HBShim 2025. 1. 18. 14:40

Spaceship Titanic

The goal of the competition is to predict which passengers aboard the Spaceship Titanic were transported to an alternate dimension after the ship collided with a spacetime anomaly near Alpha Centauri. By analyzing records recovered from the spaceship's damaged computer system, assist rescue crews in locating and saving the lost passengers.

Dataset

Opening up train.csv data file. Since there are too many features for each data point, it could not be displayed in one output screen using pandas.

It consists of 14 features. RoomService, FoodCourt, ShoppingMall, Spa, VRDeck features represent the amount of money spent on each activity in spaceship titanic. In some data points, there are some missing features. Empty entries are filled with 0 to fit the model at later time.

train_data = pd.read_csv("/kaggle/input/spaceship-titanic/train.csv")
train_data.fillna(0, inplace=True)
train_data.head()

test_data = pd.read_csv("/kaggle/input/spaceship-titanic/test.csv")
test_data.fillna(0, inplace=True)
test_data.head()

Categorial Data Distribution

Homeplanet, CryoSleep, Destination and VIP features only take few designated values.
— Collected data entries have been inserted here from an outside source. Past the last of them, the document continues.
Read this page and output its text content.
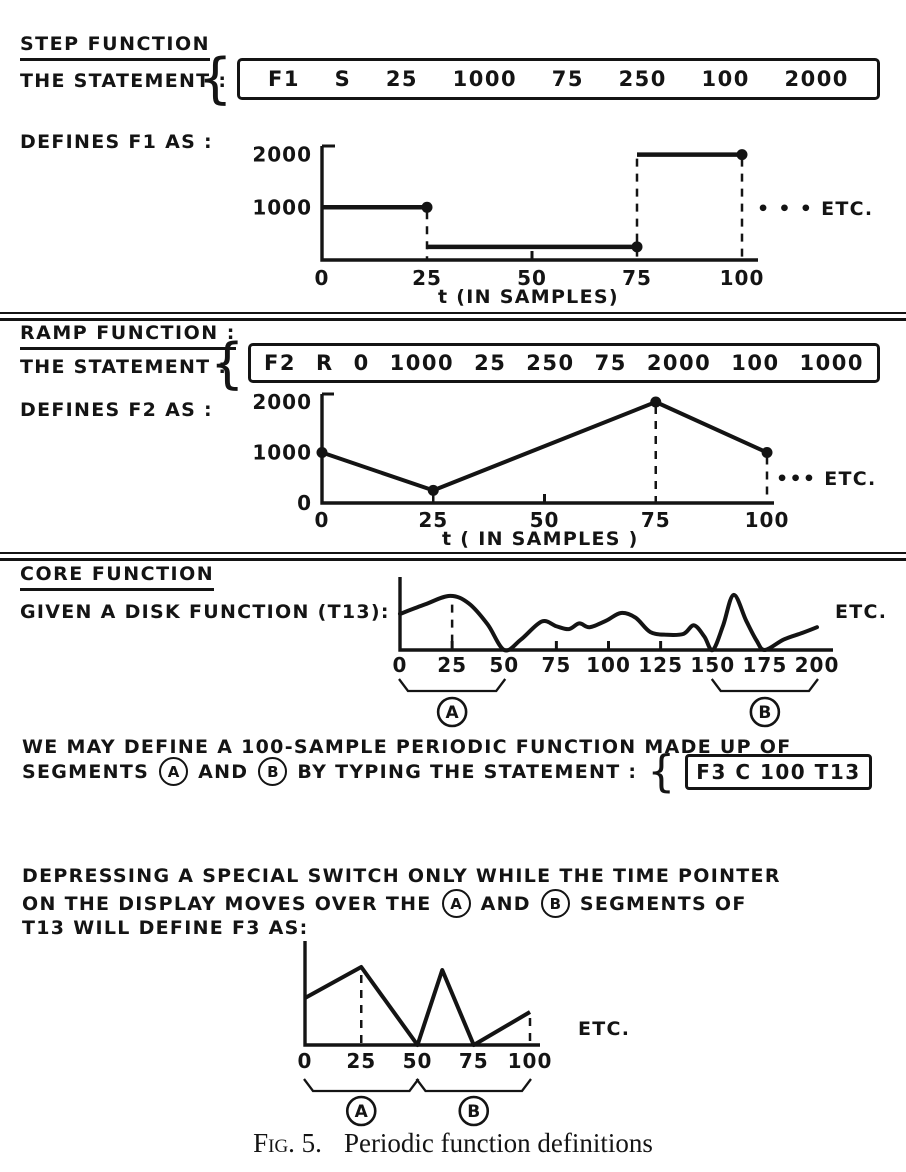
0	25	50	75	100
2000
1000
0	25	50	75	100
2000
1000
0
0 25 50 75 100 125 150 175 200
A	B
0 25 50 75 100
A	B
STEP FUNCTION
THE STATEMENT :
{ F1 S 25 1000 75 250 100 2000
DEFINES F1 AS :
t (IN SAMPLES)
• • • ETC.
RAMP FUNCTION :
THE STATEMENT :
{ F2 R 0 1000 25 250 75 2000 100 1000
DEFINES F2 AS :
t ( IN SAMPLES )
••• ETC.
CORE FUNCTION
GIVEN A DISK FUNCTION (T13):	ETC.
WE MAY DEFINE A 100-SAMPLE PERIODIC FUNCTION MADE UP OF
SEGMENTS	A AND	B BY TYPING THE STATEMENT : {	F3 C 100 T13
DEPRESSING A SPECIAL SWITCH ONLY WHILE THE TIME POINTER
ON THE DISPLAY MOVES OVER THE	A AND	B SEGMENTS OF
T13 WILL DEFINE F3 AS:
ETC.
Fig. 5. Periodic function definitions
To identify unique categories of the features, data distributino of each features are visualized. Here, HomePlanet and Destination represents values with NaN entry.

Random Forest Tree Fitting

Using all of the features, random forest tree fitting is used to train the model with 1000 estimator and maximum depth of 5. Learn more about Random Forest Tree in my previous post here.
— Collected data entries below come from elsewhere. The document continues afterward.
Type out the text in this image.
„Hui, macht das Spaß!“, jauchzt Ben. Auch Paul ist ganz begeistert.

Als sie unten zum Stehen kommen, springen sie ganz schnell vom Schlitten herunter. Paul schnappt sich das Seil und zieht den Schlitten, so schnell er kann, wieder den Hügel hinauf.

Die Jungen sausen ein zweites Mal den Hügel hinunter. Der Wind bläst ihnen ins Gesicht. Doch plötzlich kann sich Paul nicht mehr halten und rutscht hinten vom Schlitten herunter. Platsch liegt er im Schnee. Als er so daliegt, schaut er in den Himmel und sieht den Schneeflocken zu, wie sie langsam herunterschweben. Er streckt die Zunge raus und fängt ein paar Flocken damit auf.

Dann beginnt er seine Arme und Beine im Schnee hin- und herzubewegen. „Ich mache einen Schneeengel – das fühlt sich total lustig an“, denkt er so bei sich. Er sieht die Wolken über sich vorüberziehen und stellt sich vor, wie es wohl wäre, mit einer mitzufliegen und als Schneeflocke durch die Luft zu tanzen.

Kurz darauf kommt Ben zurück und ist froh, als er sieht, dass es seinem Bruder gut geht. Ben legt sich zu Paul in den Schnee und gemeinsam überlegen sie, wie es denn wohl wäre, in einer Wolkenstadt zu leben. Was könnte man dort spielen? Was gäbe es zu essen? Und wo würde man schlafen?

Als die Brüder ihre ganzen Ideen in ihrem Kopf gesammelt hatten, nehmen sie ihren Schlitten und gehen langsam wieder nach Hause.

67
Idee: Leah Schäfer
from sklearn.ensemble import RandomForestClassifier

y = train_data["Transported"]

features = ["HomePlanet", "CryoSleep", "Age", "VIP", "RoomService", "FoodCourt", "ShoppingMall", "Spa", "VRDeck"]
X = pd.get_dummies(train_data[features])
X_test = pd.get_dummies(test_data[features])

model = RandomForestClassifier(n_estimators=1000, max_depth=5, random_state=1)
model.fit(X, y)
print("Fitting Complete")
predictions = model.predict(X_test)

output = pd.DataFrame({'PassengerId': test_data.PassengerId, 'Transported': predictions})
output.to_csv('submission.csv', index=False)
print("Your submission was successfully saved!")

The figure below represents classification results after reducing 14 dimensional data into 2 and 3 dimensional using PCA.

Classification Result for training dataset

The submission result gave 78.8% accuracy.